Turkey Benefited More from ‘Soccer Diplomacy,’ Says Oskanian

YEREVAN (Combined Sources)–Turkey benefited more from last month’s visit of its president to Armenia, said Armenia’s former foreign minister Vartan Oskanian Wednesday following the opening of his new think tank, the Civilitas Foundation.

“Turkey gained more than Armenia from Gul’s visit to Yerevan. Actually, it positioned itself as a regional power, capable of resolving conflicts in the South Caucasus. However, Turkey, in no way, can be a mediator in the Nagorno Karabakh conflict since it is a party to that conflict,” said Oskanian adding his belief that Armenia would never accept Turkey as an intermediary. Oskanian also characterized Gul’s visit as symbolic.

“For me, that decision’s being right or wrong will be obvious later on,” said Oskanian. “There is one criterion for the normalization of Turkish-Armenian relations. That is the opening of the [Turkish-Armenian] border or at least [cross-border] rail communication. There is no other criterion. Unless one of these two things happens in the coming months, I will say that Turkey has heavily exploited the political opportunity given to it.”

As to the possibility of opening of the Armenian-Turkish border, Oskanian said, "It will be a victory of Turkish diplomacy but opening of the border presupposes a number of conditions that Armenia will never accept, specifically the Armenian Genocide issue and Nagorno Karabakh.

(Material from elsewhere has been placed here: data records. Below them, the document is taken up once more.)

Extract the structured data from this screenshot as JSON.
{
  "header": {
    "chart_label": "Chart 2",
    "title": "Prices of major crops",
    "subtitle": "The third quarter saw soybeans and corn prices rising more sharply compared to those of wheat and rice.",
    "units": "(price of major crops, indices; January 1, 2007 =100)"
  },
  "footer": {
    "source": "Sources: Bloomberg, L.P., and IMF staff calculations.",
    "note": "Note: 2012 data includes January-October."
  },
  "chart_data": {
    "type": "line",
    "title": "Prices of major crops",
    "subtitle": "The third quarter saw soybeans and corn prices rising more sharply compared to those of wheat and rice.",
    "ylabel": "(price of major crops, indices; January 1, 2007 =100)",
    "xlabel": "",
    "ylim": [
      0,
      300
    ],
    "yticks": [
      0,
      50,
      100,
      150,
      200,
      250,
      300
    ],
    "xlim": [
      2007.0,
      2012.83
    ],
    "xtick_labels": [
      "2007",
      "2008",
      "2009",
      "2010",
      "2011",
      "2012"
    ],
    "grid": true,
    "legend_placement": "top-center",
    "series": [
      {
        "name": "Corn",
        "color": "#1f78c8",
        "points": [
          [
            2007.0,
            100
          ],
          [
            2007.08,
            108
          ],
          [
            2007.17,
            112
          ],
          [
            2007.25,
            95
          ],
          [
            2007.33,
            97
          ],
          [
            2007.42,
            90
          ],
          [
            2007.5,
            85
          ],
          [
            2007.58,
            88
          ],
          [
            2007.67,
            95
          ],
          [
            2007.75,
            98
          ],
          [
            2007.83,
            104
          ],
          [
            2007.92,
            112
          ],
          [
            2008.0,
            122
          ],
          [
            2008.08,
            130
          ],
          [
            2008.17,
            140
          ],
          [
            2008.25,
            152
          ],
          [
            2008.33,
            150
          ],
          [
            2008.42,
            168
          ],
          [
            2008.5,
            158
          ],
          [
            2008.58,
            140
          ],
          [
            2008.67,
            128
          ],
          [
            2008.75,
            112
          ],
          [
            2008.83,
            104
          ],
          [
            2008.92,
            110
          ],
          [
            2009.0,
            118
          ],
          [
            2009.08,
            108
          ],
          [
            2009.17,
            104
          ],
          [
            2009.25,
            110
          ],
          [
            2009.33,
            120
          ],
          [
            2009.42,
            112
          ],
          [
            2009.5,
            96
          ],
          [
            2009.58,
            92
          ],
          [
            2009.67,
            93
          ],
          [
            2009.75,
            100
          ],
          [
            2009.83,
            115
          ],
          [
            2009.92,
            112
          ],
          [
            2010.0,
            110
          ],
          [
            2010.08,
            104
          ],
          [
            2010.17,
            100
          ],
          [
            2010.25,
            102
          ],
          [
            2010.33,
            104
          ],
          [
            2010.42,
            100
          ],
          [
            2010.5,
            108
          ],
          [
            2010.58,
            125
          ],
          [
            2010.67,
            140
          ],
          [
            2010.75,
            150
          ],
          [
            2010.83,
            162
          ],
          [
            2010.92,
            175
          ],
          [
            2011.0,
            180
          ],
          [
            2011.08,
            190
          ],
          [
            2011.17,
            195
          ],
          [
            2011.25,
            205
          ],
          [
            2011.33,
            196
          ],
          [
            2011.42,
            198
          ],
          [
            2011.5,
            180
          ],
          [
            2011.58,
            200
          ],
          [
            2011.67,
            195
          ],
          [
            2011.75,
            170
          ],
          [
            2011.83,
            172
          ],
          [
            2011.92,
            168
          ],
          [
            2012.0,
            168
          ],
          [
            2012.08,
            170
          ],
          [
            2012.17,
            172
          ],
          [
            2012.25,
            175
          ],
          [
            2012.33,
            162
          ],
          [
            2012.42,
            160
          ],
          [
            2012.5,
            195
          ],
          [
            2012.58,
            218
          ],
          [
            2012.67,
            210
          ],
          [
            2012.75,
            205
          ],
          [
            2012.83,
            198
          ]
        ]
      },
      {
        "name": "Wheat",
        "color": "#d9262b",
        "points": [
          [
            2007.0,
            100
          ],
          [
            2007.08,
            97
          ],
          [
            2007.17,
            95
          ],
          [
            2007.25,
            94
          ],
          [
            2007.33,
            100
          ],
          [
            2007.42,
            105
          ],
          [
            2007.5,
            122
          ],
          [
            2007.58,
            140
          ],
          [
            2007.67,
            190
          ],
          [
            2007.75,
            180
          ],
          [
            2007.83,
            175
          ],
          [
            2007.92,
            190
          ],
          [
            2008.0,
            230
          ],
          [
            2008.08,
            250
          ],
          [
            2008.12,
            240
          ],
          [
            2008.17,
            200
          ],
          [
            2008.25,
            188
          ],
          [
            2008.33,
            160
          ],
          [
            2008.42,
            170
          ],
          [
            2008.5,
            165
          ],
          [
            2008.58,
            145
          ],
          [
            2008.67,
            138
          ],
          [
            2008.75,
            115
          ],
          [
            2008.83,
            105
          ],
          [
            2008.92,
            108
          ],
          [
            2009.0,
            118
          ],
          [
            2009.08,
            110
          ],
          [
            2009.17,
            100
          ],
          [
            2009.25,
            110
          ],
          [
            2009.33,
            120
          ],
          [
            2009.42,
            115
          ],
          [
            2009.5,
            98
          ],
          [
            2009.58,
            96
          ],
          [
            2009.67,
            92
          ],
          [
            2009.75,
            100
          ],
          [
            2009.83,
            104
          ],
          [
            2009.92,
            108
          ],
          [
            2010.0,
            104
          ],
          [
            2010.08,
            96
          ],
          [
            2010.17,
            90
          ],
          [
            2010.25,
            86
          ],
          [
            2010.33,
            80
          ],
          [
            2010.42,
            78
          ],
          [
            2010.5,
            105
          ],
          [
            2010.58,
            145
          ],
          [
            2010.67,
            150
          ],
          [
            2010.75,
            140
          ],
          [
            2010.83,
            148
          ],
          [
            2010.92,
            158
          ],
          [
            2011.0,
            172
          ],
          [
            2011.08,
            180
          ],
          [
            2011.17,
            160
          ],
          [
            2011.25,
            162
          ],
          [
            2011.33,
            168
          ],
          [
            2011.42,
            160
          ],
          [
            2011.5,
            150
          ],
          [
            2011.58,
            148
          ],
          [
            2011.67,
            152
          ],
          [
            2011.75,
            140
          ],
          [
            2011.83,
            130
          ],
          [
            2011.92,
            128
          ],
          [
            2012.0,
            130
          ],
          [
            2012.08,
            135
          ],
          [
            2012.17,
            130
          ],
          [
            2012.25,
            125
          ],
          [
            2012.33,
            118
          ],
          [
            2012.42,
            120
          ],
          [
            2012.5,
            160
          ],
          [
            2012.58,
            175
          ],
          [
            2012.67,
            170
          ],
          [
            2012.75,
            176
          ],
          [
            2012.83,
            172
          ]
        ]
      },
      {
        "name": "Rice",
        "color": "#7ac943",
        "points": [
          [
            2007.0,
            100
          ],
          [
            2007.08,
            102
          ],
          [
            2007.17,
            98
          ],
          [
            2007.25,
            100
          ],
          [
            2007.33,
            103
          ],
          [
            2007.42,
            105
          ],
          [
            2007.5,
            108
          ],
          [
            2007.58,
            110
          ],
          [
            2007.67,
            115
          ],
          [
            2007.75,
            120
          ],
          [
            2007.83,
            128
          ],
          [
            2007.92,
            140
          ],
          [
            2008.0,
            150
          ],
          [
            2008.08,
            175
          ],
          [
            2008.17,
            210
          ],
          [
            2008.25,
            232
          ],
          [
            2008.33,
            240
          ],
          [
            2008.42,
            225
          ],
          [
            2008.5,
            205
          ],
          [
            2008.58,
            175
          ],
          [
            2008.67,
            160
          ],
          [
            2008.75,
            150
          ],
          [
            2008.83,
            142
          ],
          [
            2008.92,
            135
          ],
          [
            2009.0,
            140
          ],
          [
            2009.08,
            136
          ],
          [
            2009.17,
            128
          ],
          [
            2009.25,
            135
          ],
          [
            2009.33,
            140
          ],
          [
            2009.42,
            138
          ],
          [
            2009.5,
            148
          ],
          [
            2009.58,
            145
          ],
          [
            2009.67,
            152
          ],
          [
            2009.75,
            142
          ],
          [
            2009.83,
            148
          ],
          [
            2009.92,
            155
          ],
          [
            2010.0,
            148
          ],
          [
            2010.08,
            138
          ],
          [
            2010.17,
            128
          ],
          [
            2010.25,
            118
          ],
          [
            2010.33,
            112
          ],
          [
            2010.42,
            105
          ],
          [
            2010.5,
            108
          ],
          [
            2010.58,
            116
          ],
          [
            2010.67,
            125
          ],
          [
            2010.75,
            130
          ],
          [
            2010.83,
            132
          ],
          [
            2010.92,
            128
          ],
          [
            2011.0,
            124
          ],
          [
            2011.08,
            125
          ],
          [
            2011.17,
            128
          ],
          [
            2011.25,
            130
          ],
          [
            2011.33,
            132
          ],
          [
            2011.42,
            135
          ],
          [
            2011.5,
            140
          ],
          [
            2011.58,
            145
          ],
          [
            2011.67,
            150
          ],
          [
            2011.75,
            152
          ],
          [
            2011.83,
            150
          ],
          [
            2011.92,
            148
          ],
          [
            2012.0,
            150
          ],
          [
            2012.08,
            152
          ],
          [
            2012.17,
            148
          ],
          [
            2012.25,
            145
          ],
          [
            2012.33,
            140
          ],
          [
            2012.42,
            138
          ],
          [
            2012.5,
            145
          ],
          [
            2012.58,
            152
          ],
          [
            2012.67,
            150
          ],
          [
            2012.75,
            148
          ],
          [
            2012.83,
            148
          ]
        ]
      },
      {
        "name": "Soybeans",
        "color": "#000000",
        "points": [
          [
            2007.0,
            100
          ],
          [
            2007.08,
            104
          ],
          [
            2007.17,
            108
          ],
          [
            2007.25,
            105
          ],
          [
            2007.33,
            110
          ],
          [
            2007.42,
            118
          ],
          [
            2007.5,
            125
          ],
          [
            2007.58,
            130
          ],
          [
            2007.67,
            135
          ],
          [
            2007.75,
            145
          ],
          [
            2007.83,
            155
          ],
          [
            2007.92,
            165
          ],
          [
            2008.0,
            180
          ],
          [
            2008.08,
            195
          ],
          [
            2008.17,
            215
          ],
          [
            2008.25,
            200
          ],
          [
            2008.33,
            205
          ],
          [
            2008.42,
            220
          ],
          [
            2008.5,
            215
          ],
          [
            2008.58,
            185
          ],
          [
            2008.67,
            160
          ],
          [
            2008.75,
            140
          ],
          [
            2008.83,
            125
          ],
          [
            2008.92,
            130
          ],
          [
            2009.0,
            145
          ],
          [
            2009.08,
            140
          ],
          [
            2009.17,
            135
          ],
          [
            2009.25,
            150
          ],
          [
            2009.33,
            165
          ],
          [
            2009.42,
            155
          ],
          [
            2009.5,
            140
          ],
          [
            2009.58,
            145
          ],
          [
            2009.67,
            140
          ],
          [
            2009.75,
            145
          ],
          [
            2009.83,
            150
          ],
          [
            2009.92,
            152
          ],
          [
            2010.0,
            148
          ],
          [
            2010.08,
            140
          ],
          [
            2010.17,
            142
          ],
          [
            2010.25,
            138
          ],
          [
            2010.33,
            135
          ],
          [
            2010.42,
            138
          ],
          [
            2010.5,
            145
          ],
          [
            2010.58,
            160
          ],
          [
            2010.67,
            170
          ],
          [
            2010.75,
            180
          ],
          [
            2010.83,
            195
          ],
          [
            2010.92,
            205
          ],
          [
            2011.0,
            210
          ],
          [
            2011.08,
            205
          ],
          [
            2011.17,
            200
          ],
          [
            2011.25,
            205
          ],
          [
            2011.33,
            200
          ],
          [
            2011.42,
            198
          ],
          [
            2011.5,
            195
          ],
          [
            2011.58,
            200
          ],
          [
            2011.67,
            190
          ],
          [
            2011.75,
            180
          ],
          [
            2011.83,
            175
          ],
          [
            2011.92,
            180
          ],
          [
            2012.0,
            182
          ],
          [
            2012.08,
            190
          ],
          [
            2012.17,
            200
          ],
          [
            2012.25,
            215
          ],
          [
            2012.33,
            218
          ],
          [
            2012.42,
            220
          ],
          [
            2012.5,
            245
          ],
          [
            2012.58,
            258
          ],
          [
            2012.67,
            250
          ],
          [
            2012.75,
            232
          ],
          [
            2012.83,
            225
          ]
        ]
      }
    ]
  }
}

Discussions about the formation of a commission of historians is beneath criticism. The Armenian people will never renounce their principles."

Oskanian, who served as foreign minister throughout former President Robert Kocharian’s decade-long presidency, also commented on the Karabakh conflict resolution process.

Oskanian said that Armenia’should announce that it will not recognize the Nagorno Karabakh Republic as long as the OSCE Minsk Group Co-chairs acknowledge the right to self-determination of the people of Karabakh, a principle outlined in the Minsk Group’s Madrid proposal, the foundation document of the current negotiations process. He explained that the provision was secured in the document that is up for negotiation, and thus Armenia does not need to rush to recognition.

"And last but not least, no one should forget that the people of Nagorno Karabakh asserted their right to self-determination in a war launched by Azerbaijan. To prevent ethnic cleansing the people of Karabakh had to defend their territorial integrity," Oskanian emphasized.

On domestic issues, Oskanian expressed hope that President Serzh Sarkisian will grant an amnesty to dozens of arrested opposition members and sounded a note of caution about the Turkish-Armenian “football diplomacy.”

According to newspaper reports in Yerevan, Sarkisian could announce the amnesty in a speech at the Armenian parliament scheduled for Friday. Government officials declined to comment on this.

Oskanian said he was “very happy” to see those reports. “I don’t know if that’s true,” he told journalists. “The president will deliver a speech at the National Assembly tomorrow. There are expectations that he will declare an amnesty.”

Oskanian warned that Armenia increasingly risks being labeled by the international community as a country with political prisoners. “In that sense, we are already on the brink,” he said. “This issue needs a solution acceptable to the [government and opposition] parties and the Council of Europe.”